Папа приезжал все реже. Я считал, что это связано с разросшейся под домом березой и его машиной, которую он не хотел мыть. Но мама утверждала, что мой отец «думает только о себе». Это звучало как диабет, полиомиелит, то есть как диагноз. С мамой я давно не спорил, чтобы не получить новый уже для себя. Она придумывала болезни с удивительной легкостью. Если я задумывался о чем-то, мама считала, что я страдаю задержкой в развитии.
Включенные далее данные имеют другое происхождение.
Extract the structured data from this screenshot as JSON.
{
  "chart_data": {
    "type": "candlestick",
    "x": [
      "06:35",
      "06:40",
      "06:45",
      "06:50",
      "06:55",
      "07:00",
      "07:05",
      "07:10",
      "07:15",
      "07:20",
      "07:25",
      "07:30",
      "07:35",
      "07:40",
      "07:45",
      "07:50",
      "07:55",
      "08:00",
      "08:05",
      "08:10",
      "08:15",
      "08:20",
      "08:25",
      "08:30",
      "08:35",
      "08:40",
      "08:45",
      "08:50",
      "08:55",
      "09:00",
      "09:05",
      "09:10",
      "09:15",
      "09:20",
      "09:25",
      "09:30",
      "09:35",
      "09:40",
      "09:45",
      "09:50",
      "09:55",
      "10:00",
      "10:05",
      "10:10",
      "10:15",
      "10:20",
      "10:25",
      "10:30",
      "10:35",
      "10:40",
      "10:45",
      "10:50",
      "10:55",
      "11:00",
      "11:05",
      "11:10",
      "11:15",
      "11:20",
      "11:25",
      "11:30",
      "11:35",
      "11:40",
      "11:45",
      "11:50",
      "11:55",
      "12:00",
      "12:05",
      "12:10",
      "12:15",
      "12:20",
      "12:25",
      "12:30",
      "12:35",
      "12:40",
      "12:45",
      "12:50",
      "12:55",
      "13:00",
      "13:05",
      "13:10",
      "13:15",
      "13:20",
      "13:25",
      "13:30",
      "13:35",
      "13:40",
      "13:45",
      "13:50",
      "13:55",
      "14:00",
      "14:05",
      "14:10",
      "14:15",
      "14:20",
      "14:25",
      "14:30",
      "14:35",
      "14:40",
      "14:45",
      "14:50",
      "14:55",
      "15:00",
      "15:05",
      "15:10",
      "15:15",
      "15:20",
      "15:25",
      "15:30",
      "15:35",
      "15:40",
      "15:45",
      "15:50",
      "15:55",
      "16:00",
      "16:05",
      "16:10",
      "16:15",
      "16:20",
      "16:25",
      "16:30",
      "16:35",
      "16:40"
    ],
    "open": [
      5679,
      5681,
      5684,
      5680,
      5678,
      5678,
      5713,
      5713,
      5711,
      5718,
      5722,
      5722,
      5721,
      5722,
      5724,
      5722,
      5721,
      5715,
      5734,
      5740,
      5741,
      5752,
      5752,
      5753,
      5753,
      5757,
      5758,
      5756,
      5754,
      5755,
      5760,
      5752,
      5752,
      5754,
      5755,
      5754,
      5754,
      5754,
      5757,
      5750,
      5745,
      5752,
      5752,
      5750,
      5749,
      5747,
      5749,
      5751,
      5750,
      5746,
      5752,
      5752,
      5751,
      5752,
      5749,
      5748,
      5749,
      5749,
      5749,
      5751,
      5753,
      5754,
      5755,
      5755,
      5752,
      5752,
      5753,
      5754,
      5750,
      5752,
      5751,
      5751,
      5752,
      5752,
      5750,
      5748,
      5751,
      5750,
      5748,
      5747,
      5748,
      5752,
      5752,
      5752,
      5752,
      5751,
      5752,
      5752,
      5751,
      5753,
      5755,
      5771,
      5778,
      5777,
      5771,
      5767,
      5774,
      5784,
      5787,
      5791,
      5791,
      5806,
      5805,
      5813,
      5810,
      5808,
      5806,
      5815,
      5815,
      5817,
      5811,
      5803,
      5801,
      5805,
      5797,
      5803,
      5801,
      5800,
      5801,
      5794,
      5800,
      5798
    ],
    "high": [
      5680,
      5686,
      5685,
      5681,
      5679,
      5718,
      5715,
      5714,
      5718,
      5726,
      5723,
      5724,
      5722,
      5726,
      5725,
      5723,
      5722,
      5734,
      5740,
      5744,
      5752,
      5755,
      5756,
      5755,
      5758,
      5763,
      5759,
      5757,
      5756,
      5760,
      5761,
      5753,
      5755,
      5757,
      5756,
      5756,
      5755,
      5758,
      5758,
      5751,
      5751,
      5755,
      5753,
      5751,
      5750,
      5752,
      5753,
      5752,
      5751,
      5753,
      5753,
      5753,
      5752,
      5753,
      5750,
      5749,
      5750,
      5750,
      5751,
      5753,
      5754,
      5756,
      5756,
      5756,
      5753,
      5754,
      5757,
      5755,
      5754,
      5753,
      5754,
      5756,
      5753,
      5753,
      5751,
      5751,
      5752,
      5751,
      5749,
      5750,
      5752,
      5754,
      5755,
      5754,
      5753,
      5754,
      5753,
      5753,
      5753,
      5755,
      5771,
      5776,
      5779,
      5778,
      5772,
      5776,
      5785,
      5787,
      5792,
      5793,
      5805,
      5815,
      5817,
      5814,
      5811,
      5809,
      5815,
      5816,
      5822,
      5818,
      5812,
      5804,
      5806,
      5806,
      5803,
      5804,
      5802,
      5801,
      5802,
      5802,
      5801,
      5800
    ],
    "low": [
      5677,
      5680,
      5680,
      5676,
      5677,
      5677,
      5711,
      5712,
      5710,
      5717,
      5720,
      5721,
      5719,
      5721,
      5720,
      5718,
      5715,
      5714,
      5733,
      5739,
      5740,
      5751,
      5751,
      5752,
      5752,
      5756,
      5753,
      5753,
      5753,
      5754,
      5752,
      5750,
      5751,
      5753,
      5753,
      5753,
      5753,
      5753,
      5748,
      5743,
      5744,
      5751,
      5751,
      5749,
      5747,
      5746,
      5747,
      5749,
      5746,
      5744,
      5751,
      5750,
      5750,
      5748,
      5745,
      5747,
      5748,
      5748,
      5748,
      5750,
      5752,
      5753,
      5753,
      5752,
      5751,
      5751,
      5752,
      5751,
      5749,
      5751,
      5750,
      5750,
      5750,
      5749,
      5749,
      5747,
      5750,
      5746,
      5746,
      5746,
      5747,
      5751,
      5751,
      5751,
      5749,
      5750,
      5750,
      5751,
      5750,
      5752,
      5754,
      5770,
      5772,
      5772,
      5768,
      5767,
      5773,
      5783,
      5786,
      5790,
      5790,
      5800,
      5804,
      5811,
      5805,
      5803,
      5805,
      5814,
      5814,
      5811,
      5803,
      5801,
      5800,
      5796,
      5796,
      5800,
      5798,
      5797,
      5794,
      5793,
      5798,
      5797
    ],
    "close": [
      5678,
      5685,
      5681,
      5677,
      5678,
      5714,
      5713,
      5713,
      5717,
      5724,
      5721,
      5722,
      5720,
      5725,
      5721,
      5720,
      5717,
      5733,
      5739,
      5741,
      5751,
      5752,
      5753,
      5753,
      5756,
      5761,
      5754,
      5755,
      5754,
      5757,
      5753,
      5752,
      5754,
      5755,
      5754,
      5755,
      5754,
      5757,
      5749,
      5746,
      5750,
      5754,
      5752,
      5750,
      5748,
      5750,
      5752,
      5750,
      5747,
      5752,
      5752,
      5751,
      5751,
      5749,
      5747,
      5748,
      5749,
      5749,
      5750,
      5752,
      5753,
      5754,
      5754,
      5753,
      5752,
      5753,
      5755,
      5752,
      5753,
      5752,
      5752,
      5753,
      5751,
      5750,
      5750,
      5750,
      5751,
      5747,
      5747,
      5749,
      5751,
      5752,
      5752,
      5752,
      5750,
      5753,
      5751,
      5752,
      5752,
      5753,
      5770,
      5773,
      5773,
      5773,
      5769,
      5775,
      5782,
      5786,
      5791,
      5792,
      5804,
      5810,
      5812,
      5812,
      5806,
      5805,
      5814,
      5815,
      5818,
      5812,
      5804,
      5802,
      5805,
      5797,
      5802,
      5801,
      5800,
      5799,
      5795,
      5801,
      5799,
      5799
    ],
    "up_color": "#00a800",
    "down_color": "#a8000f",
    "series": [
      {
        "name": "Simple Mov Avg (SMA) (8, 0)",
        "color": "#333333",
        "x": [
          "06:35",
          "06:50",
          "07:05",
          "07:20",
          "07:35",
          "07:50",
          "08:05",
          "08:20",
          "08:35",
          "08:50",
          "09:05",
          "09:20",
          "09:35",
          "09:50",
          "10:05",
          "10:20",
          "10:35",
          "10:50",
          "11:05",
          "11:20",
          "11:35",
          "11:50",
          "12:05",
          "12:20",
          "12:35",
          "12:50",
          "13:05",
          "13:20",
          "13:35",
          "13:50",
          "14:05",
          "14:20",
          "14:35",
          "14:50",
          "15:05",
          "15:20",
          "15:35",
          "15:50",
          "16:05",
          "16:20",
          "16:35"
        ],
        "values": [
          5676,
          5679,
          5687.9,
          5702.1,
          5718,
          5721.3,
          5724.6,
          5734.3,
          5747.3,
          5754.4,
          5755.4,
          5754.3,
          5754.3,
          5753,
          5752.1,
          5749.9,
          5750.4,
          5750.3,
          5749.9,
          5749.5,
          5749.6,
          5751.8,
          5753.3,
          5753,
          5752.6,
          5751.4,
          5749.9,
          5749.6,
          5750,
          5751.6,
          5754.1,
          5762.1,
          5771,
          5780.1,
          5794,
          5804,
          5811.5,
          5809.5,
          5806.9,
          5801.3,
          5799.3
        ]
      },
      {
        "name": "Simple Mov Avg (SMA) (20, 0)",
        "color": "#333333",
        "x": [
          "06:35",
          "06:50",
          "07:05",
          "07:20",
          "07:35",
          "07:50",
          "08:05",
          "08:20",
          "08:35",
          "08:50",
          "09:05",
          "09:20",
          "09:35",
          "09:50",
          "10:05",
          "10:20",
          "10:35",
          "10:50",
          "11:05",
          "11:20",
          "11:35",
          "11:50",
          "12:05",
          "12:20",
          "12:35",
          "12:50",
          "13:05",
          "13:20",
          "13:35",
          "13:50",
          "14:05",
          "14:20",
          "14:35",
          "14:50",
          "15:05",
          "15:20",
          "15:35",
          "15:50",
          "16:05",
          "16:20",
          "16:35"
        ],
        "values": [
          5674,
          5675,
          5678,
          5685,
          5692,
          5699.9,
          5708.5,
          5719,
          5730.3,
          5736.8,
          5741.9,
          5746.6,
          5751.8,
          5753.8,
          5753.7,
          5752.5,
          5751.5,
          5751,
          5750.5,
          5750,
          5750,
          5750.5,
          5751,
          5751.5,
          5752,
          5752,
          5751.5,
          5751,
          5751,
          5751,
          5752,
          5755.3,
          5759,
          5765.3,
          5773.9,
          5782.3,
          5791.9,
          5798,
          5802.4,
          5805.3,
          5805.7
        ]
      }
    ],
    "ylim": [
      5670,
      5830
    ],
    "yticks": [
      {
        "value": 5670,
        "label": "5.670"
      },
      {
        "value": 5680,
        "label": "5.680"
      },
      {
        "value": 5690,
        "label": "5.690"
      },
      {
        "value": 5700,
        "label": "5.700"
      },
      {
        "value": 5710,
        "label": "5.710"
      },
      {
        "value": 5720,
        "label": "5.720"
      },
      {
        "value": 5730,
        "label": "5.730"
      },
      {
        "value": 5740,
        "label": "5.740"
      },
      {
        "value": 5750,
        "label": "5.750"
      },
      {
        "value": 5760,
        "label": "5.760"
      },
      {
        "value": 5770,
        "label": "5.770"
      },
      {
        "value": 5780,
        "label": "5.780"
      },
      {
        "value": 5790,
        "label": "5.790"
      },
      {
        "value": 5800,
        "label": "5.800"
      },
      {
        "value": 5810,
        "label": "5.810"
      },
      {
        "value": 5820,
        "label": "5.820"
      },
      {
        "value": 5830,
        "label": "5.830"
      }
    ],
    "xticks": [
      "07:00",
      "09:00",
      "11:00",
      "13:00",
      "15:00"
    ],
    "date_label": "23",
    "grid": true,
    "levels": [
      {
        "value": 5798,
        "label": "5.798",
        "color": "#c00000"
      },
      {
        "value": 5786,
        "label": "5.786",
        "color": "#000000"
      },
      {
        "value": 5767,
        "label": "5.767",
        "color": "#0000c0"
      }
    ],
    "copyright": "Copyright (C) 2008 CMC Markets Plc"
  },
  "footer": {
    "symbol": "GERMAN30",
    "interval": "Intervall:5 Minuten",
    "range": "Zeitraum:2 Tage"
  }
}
Если бегал по парку, носился по детской площадке – значит, у меня непременно был дефицит внимания и прочее, я уже не помню что.
А если папа забывал приехать, прислать алименты, поздравить и так далее, мама произносила ту самую коронную фразу – «он думает только о себе».
В детстве я не очень понимал этот упрек. А о ком еще папа должен думать? Мама всегда твердила, что я обязан сначала подумать, а потом что-то говорить или делать. Значит, я должен был подумать о себе. Потому что сначала хотелось все высказать, потом все сломать. А думать о последствиях совсем не хотелось.
Теперь в памяти всплывали то береза и тополь, которые папа терпеть не мог, то голуби, которых папа ненавидел, то мама, считавшая, что я ее бросил, как и мой отец. То есть подтвердил ее опасения – пошел в него. Такой же предатель. Мои достижения – поступление в магистратуру, бесплатное обучение, да еще и со стипендией, что здесь считалось чем-то невероятным, мама считала случайностью или ошибкой. Она не верила, что я мог всего добиться сам. Не скрою, это было обидно. Но, с другой стороны, не давало и надежд. Не требовалось оправдывать родительские ожидания. Так что я счел это плюсом. Если бы я вылетел из магистратуры, мама бы не расстроилась. Сказала бы, что это было ожидаемо. А папа… Вряд ли бы он об этом вообще узнал. Сам он мне никогда не звонил. Но если звонил я, всегда отвечал. Голос был настороженным, будто ждал, что я пожалуюсь на проблемы и попрошу помочь их решить. К этому он точно не был готов, так что, когда возникали проблемы, я вообще никому не звонил. Мама сказала бы, что она и не ждала от меня другого, только самого худшего, а папа бы разволновался – у него другая семья, и лишние траты ему совсем ни к чему. Так что я выбрал жизнь обычного студента, который не мог рассчитывать на родительскую поддержку, поэтому выживал как мог. Брался за уроки, хотя не имел преподавательского опыта. Общался с детьми, с которыми не умел общаться. Преподавал литературу, которую, конечно, знал, но специализировался-то я на истории. Запросов на историков оказалось существенно меньше, так что пришлось дополнить резюме и поверить, что смогу давать уроки детям разного возраста. Но дети болели, родители иногда забывали о занятиях, так что заработок у меня был нестабильным.
Городок, в который я в результате переехал, оказался жарким по климату, хаотично устроенным архитектурно, слишком маленьким для туристов и в то же время с бурной внутренней жизнью – художественными выставками, ярмарками, уличными спектаклями, музыкальными концертами в соборе. И мне это нравилось. Все магазины, пляж, официальные учреждения, включая почту, находились внизу, у моря. Хостел, который я выбрал случайным образом, обосновался там, где ему совсем не место – наверху, среди вилл, дорогих домов и садов. Мне нравилась эта дорога – вниз вели лестницы, уходящие в парк. Через этот городок проходила паломническая дорога к могиле апостола Иакова в испанском городе Сантьяго-де-Компостела. Она шла дальше вдоль французского побережья Средиземного моря, а затем через всю Испанию с востока на запад. Католики приезжали сюда, чтобы пройти по той самой лестнице, по которой якобы спускался святой Иаков. Вниз еще ничего, а вот наверх – то еще испытание. Вряд ли святой проделал этот путь несколько раз, в этом смысле ему было легче.